На Екатерининской площади «белых» встретили баррикады из вагонов линейки,[64] автомобилей и подвод, гружённых бочками. Укрепления перегораживали площадь, протягиваясь от памятника царице, велением которой возник Нахичеван. Между опрокинутых вагонов, из-под битых авто торчали «максимы» и «гочкисы».
Марковцы не успели выйти на площадь, а те уже застрочили — сперва у одного пулемётчика нервы сдали, а после и остальные заторопились расходовать патроны зря — офицеры укрылись.
— Одно из двух, — сказал Сергей Леонидович, пластаясь по стене, — деревянный крест или Георгий 3-й степени!
Кирилл прижался к стене, не решаясь выглянуть. В угол ударила пуля — Авинов успел отвернуться, и кирпичная крошка посекла щеку. Гадёныши краснопузые…

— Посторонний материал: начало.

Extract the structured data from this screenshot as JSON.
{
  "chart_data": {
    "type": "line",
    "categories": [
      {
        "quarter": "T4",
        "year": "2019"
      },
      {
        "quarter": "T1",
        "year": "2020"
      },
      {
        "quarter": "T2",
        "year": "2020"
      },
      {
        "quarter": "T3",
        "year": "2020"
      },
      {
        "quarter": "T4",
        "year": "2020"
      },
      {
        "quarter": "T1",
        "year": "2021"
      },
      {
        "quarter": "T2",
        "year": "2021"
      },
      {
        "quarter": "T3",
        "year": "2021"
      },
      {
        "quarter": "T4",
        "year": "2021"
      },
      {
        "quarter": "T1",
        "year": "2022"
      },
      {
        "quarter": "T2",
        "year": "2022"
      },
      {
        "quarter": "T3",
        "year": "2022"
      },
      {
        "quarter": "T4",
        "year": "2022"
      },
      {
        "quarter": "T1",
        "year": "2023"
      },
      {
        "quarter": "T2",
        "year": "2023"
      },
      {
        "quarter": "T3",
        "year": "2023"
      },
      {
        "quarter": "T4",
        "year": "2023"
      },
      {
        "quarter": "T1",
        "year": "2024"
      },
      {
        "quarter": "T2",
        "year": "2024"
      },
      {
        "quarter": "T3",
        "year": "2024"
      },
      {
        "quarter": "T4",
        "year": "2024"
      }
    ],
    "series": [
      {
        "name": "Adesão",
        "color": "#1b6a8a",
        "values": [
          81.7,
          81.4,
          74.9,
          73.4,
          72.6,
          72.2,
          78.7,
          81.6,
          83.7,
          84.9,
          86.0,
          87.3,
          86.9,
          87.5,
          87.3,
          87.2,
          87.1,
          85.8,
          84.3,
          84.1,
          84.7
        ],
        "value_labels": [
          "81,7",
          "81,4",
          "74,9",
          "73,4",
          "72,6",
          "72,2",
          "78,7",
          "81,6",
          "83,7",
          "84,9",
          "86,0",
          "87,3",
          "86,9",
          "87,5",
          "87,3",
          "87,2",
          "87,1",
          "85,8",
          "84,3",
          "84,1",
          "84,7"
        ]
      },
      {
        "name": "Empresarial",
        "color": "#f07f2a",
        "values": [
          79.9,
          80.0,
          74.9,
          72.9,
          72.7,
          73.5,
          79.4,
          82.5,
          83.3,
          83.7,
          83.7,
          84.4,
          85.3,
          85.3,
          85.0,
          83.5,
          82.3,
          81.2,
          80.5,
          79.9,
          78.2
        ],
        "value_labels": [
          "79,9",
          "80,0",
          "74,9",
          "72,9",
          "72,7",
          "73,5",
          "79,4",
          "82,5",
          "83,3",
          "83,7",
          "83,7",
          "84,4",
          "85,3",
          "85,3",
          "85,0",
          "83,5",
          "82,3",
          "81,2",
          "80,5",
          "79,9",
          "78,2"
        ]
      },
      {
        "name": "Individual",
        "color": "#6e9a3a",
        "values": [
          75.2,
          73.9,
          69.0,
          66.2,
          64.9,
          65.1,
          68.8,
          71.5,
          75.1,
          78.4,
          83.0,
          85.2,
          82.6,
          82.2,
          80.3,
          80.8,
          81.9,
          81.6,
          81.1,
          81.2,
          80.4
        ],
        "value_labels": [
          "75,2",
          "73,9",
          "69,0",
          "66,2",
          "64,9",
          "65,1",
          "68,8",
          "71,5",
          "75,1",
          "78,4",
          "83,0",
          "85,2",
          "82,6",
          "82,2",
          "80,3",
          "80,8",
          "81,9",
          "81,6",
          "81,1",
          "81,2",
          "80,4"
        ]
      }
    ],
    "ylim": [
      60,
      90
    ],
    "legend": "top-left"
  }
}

Тимановский вытащил трубку изо рта и крикнул артиллеристам:
— Огоньку не найдётся?
— Щас мы им дадим прикурить, ваше высокоблагородие! — откликнулся парень в галифе, сапогах — и в косоворотке. Светлый чуб на его лоб падал не из-под фуражки, а из-под картуза — вылитый крестьянин-середняк.
«Банг! Банг! Банг!» — забили трёхдюймовки. Полетели последние стёкла из вагонов, раскатились бочки, рванул задетый бензобак, полыхнул, окатывая красногвардейцев жидким огнём.